Director David Grindley and an almost perfect cast provide the beating human hearts to fill out this somber story. The anchor of the play is Boyd Gaines, giving the performance of his career as Osborne; there's a scene at the top of Act III where he and Lt. Raleigh are making final preparations for the raid in which Gaines shows us how much the simplest stuff in life can mean—an extraordinary moving moment. Hugh Dancy is Stanhope, the protagonist; he is convincingly 21, which turns out to be enormously valuable: why does it make sense to anybody to squander the best and brightest to the game of warfare?
Steadfast support is offered by Jefferson Mays as Mason and John Ahlin as Trotter, both of whom inhabit their roles with naturalness and compassion. Stark Sands makes Raleigh even more immature than Dancy's Stanhope—no small achievement—and makes him likeable and sympathetic, as well. Richard Poe finds a bit of ambiguity in Stanhope's commanding officer, which is a wise choice. Justin Blanchard, as Hibbert, is the one weak link in the ensemble, failing to mine the complexity and humanity of his character, who is very much a counterpoint to Stanhope. Nick Berg Barnes, John Behlmann, Kieran Campion, and John Curless round out the cast effectively.
Gregory Clarke's sound design is loud, first and foremost. War is hell.
I have a couple of quibbles with this production. First—as so often happens these days—the carefully planned three-act structure has not been honored, with a single intermission coming halfway through Act II instead. This hurts the play in two ways: the natural breaks and climaxes are stripped away, and the second "act" is now much longer and more arduous than it needs to be.

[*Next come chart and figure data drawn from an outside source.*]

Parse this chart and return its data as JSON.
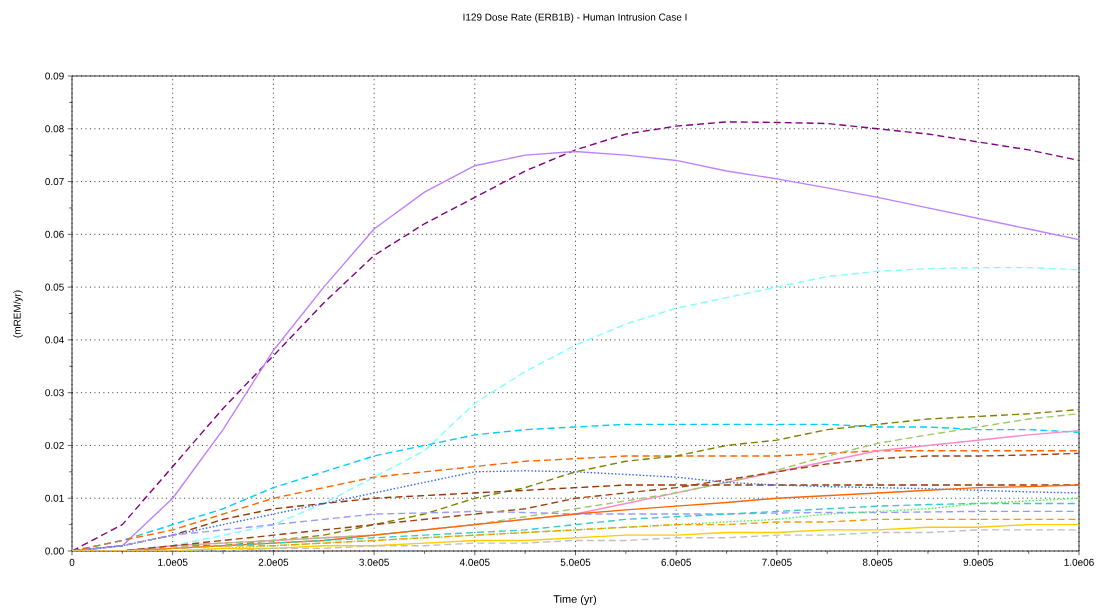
{
  "chart_data": {
    "type": "line",
    "title": "I129 Dose Rate (ERB1B)  -  Human Intrusion Case I",
    "xlabel": "Time (yr)",
    "ylabel": "(mREM/yr)",
    "x": [
      0,
      50000,
      100000,
      150000,
      200000,
      250000,
      300000,
      350000,
      400000,
      450000,
      500000,
      550000,
      600000,
      650000,
      700000,
      750000,
      800000,
      850000,
      900000,
      950000,
      1000000
    ],
    "xlim": [
      0,
      1000000
    ],
    "ylim": [
      0,
      0.09
    ],
    "xticks": [
      0,
      {
        "value": 100000,
        "label": "1.0e05"
      },
      {
        "value": 200000,
        "label": "2.0e05"
      },
      {
        "value": 300000,
        "label": "3.0e05"
      },
      {
        "value": 400000,
        "label": "4.0e05"
      },
      {
        "value": 500000,
        "label": "5.0e05"
      },
      {
        "value": 600000,
        "label": "6.0e05"
      },
      {
        "value": 700000,
        "label": "7.0e05"
      },
      {
        "value": 800000,
        "label": "8.0e05"
      },
      {
        "value": 900000,
        "label": "9.0e05"
      },
      {
        "value": 1000000,
        "label": "1.0e06"
      }
    ],
    "yticks": [
      {
        "value": 0,
        "label": "0.00"
      },
      {
        "value": 0.01,
        "label": "0.01"
      },
      {
        "value": 0.02,
        "label": "0.02"
      },
      {
        "value": 0.03,
        "label": "0.03"
      },
      {
        "value": 0.04,
        "label": "0.04"
      },
      {
        "value": 0.05,
        "label": "0.05"
      },
      {
        "value": 0.06,
        "label": "0.06"
      },
      {
        "value": 0.07,
        "label": "0.07"
      },
      {
        "value": 0.08,
        "label": "0.08"
      },
      {
        "value": 0.09,
        "label": "0.09"
      }
    ],
    "grid": true,
    "marker": "none",
    "series": [
      {
        "color": "#800080",
        "line_style": "dashed",
        "values": [
          0,
          0.005,
          0.016,
          0.027,
          0.037,
          0.047,
          0.056,
          0.062,
          0.067,
          0.072,
          0.076,
          0.079,
          0.0805,
          0.0813,
          0.0812,
          0.081,
          0.08,
          0.079,
          0.0775,
          0.076,
          0.074
        ]
      },
      {
        "color": "#bf80ff",
        "line_style": "solid",
        "values": [
          0,
          0.001,
          0.01,
          0.023,
          0.038,
          0.05,
          0.061,
          0.068,
          0.073,
          0.075,
          0.0757,
          0.075,
          0.074,
          0.072,
          0.0705,
          0.0688,
          0.067,
          0.065,
          0.063,
          0.061,
          0.059
        ]
      },
      {
        "color": "#80ffff",
        "line_style": "dashed",
        "values": [
          0,
          0,
          0.001,
          0.003,
          0.005,
          0.009,
          0.014,
          0.019,
          0.028,
          0.034,
          0.039,
          0.043,
          0.046,
          0.048,
          0.05,
          0.052,
          0.053,
          0.0535,
          0.0537,
          0.0537,
          0.0533
        ]
      },
      {
        "color": "#00ccff",
        "line_style": "dashed",
        "values": [
          0,
          0.002,
          0.005,
          0.008,
          0.012,
          0.015,
          0.018,
          0.02,
          0.022,
          0.023,
          0.0235,
          0.024,
          0.024,
          0.024,
          0.024,
          0.024,
          0.0235,
          0.0235,
          0.023,
          0.023,
          0.0225
        ]
      },
      {
        "color": "#ff6600",
        "line_style": "dashed",
        "values": [
          0,
          0.002,
          0.004,
          0.007,
          0.01,
          0.012,
          0.014,
          0.015,
          0.016,
          0.017,
          0.0175,
          0.018,
          0.018,
          0.018,
          0.018,
          0.0185,
          0.019,
          0.019,
          0.019,
          0.019,
          0.019
        ]
      },
      {
        "color": "#808000",
        "line_style": "dashed",
        "values": [
          0,
          0,
          0.001,
          0.001,
          0.002,
          0.003,
          0.005,
          0.007,
          0.01,
          0.012,
          0.015,
          0.017,
          0.018,
          0.02,
          0.021,
          0.023,
          0.024,
          0.025,
          0.0255,
          0.026,
          0.0268
        ]
      },
      {
        "color": "#ff88cc",
        "line_style": "solid",
        "values": [
          0,
          0,
          0.001,
          0.0015,
          0.002,
          0.0025,
          0.003,
          0.004,
          0.005,
          0.006,
          0.007,
          0.009,
          0.011,
          0.013,
          0.015,
          0.017,
          0.019,
          0.02,
          0.021,
          0.022,
          0.0228
        ]
      },
      {
        "color": "#99cc66",
        "line_style": "dashed",
        "values": [
          0,
          0,
          0.001,
          0.0015,
          0.002,
          0.0025,
          0.003,
          0.004,
          0.005,
          0.0065,
          0.008,
          0.0095,
          0.011,
          0.013,
          0.0153,
          0.018,
          0.0204,
          0.022,
          0.0235,
          0.025,
          0.026
        ]
      },
      {
        "color": "#993300",
        "line_style": "dashed",
        "values": [
          0,
          0.001,
          0.003,
          0.006,
          0.008,
          0.009,
          0.01,
          0.0105,
          0.011,
          0.0115,
          0.012,
          0.0125,
          0.0125,
          0.0125,
          0.0125,
          0.0125,
          0.0125,
          0.0125,
          0.0125,
          0.0125,
          0.0125
        ]
      },
      {
        "color": "#a0400a",
        "line_style": "dashed",
        "values": [
          0,
          0,
          0.001,
          0.002,
          0.003,
          0.004,
          0.005,
          0.006,
          0.007,
          0.008,
          0.01,
          0.011,
          0.012,
          0.0135,
          0.015,
          0.0165,
          0.0175,
          0.018,
          0.018,
          0.0182,
          0.0185
        ]
      },
      {
        "color": "#3366ff",
        "line_style": "dotted",
        "values": [
          0,
          0.001,
          0.003,
          0.005,
          0.007,
          0.009,
          0.011,
          0.013,
          0.015,
          0.0152,
          0.015,
          0.0145,
          0.014,
          0.013,
          0.0125,
          0.0122,
          0.012,
          0.0118,
          0.0115,
          0.0112,
          0.011
        ]
      },
      {
        "color": "#9999ff",
        "line_style": "dashed",
        "values": [
          0,
          0.001,
          0.003,
          0.004,
          0.005,
          0.006,
          0.007,
          0.0072,
          0.0075,
          0.0073,
          0.007,
          0.007,
          0.007,
          0.007,
          0.0072,
          0.0073,
          0.0073,
          0.0074,
          0.0075,
          0.0075,
          0.0075
        ]
      },
      {
        "color": "#ff6600",
        "line_style": "solid",
        "values": [
          0,
          0,
          0.0005,
          0.001,
          0.0015,
          0.002,
          0.003,
          0.004,
          0.005,
          0.006,
          0.007,
          0.0078,
          0.0085,
          0.0092,
          0.01,
          0.0105,
          0.011,
          0.0115,
          0.012,
          0.0122,
          0.0125
        ]
      },
      {
        "color": "#33cccc",
        "line_style": "dashed",
        "values": [
          0,
          0,
          0.0005,
          0.001,
          0.0015,
          0.002,
          0.0025,
          0.003,
          0.0035,
          0.004,
          0.005,
          0.006,
          0.0065,
          0.007,
          0.0075,
          0.008,
          0.0085,
          0.0088,
          0.009,
          0.009,
          0.009
        ]
      },
      {
        "color": "#33ff33",
        "line_style": "dotted",
        "values": [
          null,
          null,
          0,
          0.0005,
          0.001,
          0.0015,
          0.002,
          0.0025,
          0.003,
          0.0035,
          0.004,
          0.0045,
          0.005,
          0.0055,
          0.006,
          0.007,
          0.0075,
          0.008,
          0.009,
          0.0095,
          0.01
        ]
      },
      {
        "color": "#ff9900",
        "line_style": "dashed",
        "values": [
          0,
          0,
          0.0005,
          0.001,
          0.001,
          0.0015,
          0.002,
          0.0025,
          0.003,
          0.0035,
          0.004,
          0.0045,
          0.005,
          0.005,
          0.0055,
          0.0055,
          0.006,
          0.006,
          0.006,
          0.006,
          0.006
        ]
      },
      {
        "color": "#ffcc00",
        "line_style": "solid",
        "values": [
          0,
          0,
          0,
          0.0005,
          0.0005,
          0.001,
          0.001,
          0.0015,
          0.002,
          0.002,
          0.0025,
          0.003,
          0.003,
          0.0035,
          0.0035,
          0.004,
          0.004,
          0.0045,
          0.0045,
          0.005,
          0.005
        ]
      },
      {
        "color": "#c0c0c0",
        "line_style": "dashed",
        "values": [
          0,
          0,
          0,
          0,
          0.0005,
          0.0005,
          0.001,
          0.001,
          0.0015,
          0.0015,
          0.002,
          0.002,
          0.0025,
          0.0025,
          0.003,
          0.003,
          0.0035,
          0.0035,
          0.004,
          0.004,
          0.004
        ]
      }
    ]
  }
}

Second, I was disappointed with the solemn final tableau, in which all of the characters are seen standing silently in front of a wall listing the names of (presumably) soldiers killed in war. The effect of this is to turn Journey's End into an anti-war play, when in fact it is only and entirely pro-humanity. Sherriff never argues whether World War I (or any other conflict) is justified or not; his thesis is only that every life is precious, and none should ever be sacrificed or stolen untimely. If the journey of men like Stanhope has to end as it does here, at the bottom of a bottle at the bottom of a trench, then something incalculable has been lost to us.